Sand restoration project receives federal funding to combat coastal erosion on O.C. beaches
About $15.5 million in federal funds will be allocated toward the restoration of Orange County’s beaches and coastline, following passage of a budget bill in Congress last week.
The total cost of the Surfside-Sunset and Newport Beach Replenishment Project is estimated at around $23 million. The remaining $7.5 million needed to complete it will be supplemented by local agencies and jurisdictions.
The project will be planned by the U.S. Army Corps Engineers, though it was unclear as of Friday afternoon when plans are expected to be executed.
About 1.75 million cubic yards of sand will be deposited in Surfside, where it is expected to eventually make its way down the coast.
“This sand replenishment project is critical for the Newport Beach peninsula and West Newport community, as it will provide greater flood protection and the long-term maintenance of our most precious natural resource,” said Newport Beach City Councilwoman Diane Dixon, who represents the Balboa Peninsula and West Newport, in a statement.
The sand restoration project initially came about in response to impacts from federal flood channels constructed in the 1940s.
When the federal government widened Anaheim Bay and constructed various breakwaters and jetties for the new military bases and created flood channels, the result was the narrowing of beaches up and down the coastline due to extreme erosion.
The project to ameliorate those issues, then called the San Gabriel to Newport Bay Beach Renourishment Project, began in 1964 and was done in increments through 1990. By 2000, the U.S. Army Corps Engineers declared it would no longer be funding any further stages to replenish the sands, which left local communities responsible.
Newport Beach staff confirmed the city has done smaller sand restoration projects but nothing on the scale of what has been proposed in Surfside in recent years.
City spokesman John Pope said the county annually dredges the mouth of the Santa Ana River and deposits the sediment off the coast of Newport Beach to eventually wash ashore. Additionally, some of the sand that was dredged from the harbor last year was also deposited offshore to help build out the coastline.
In Huntington Beach, Mayor Barbara Delgleize said in a statement announcing the funding that she was thankful to Rep. Michelle Steel (R-Seal Beach) but added that such restoration would ideally occur every seven to 10 years to maintain local beaches.
That hasn’t happened since 2009, according to Delgleize.
While there is a degree of natural erosion that was expected, OC Coastkeeper marine restoration director Claire Arre said it has gotten more extreme in the last two decades.
The documentary, “Coastal Crisis: California’s Vanishing Beaches,” will air at 3:30 p.m. on KDOC-TV this Sunday.
“Especially in San Clemente, they’re not getting the natural sand shift historically that they would usually get, whether that’s due to sea level rise or, in general, because of changing of water currents due to climate change,” Arre said. “There are some spots just based on topography that are hit a little bit harder, but it’s been seen and recognized throughout the area.”

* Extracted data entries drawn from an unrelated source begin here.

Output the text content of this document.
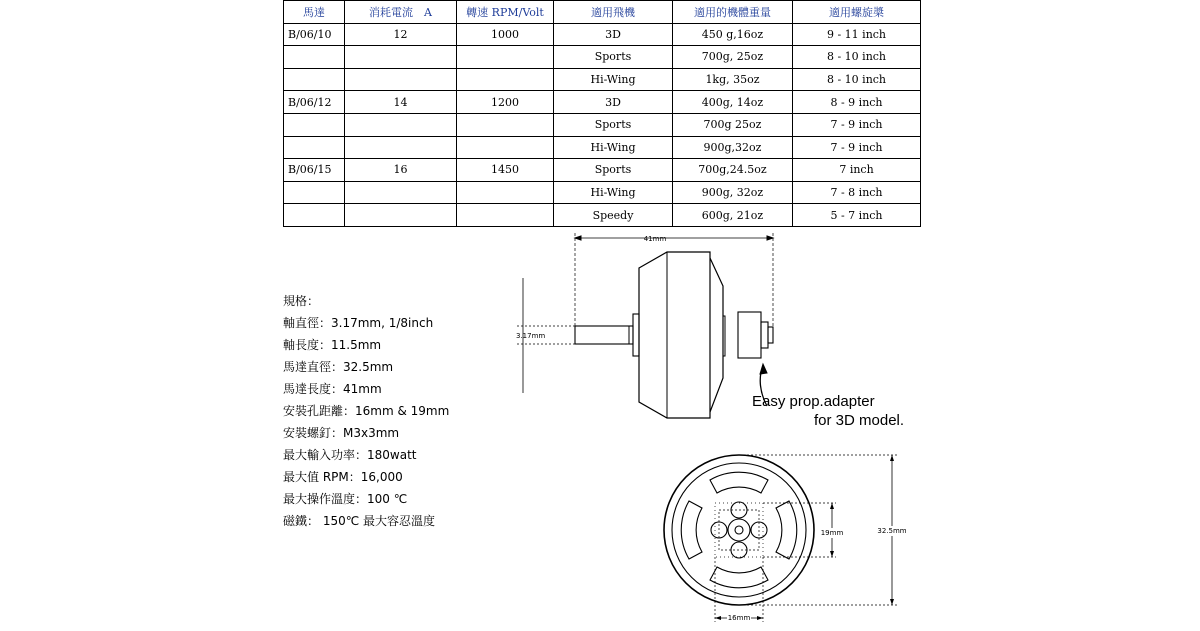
馬達	消耗電流　A	轉速 RPM/Volt	適用飛機	適用的機體重量	適用螺旋槳
B/06/10	12	1000	3D	450 g,16oz	9 - 11 inch
			Sports	700g, 25oz	8 - 10 inch
			Hi-Wing	1kg, 35oz	8 - 10 inch
B/06/12	14	1200	3D	400g, 14oz	8 - 9 inch
			Sports	700g 25oz	7 - 9 inch
			Hi-Wing	900g,32oz	7 - 9 inch
B/06/15	16	1450	Sports	700g,24.5oz	7 inch
			Hi-Wing	900g, 32oz	7 - 8 inch
			Speedy	600g, 21oz	5 - 7 inch
規格：
軸直徑：3.17mm, 1/8inch
軸長度：11.5mm
馬達直徑：32.5mm
馬達長度：41mm
安裝孔距離：16mm & 19mm
安裝螺釘：M3x3mm
最大輸入功率：180watt
最大值 RPM：16,000
最大操作溫度：100 ℃
磁鐵： 150℃ 最大容忍溫度
41mm
3.17mm
Easy prop.adapter
for 3D model.
19mm	32.5mm
16mm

One such spot is near Balboa Pier, city officials said, where the distance between the parking lot and the beach itself has narrowed.
“Sand moves,” said Arre. “Sand likes to deposit in areas without a lot of high water traffic. It likes to deposit in bays and in little protected corners. It does not like to be in places where we get waves and the surfers will attest, our coastline has a lot of waves.”
Arre said sand typically would settle and build on shore during the summer months when Orange County residents are most likely to frequent the beaches.
The problem is during the winter months when larger weather events occur — such as last winter’s record-breaking rainstorm in December — because sand will get pulled up in the waves and away from the shoreline.
“This kind of normal ebb and flow is starting to be altered. More is getting pulled away and less is getting deposited,” said Arre.
Without conscious efforts to restore the coastline, Arre said Orange County’s beaches will eventually just be rock, and the water will only continue to get closer to land and cause infrastructural issues.
Newport Beach city engineers stressed that the Surfside-Sunset and Newport Beach Replenishment Project does not mean an end to flooding in Newport Beach. It is only a necessary maintenance project for the viability of local beaches. Sand berms will still be needed, and residents should still exercise caution during high tides.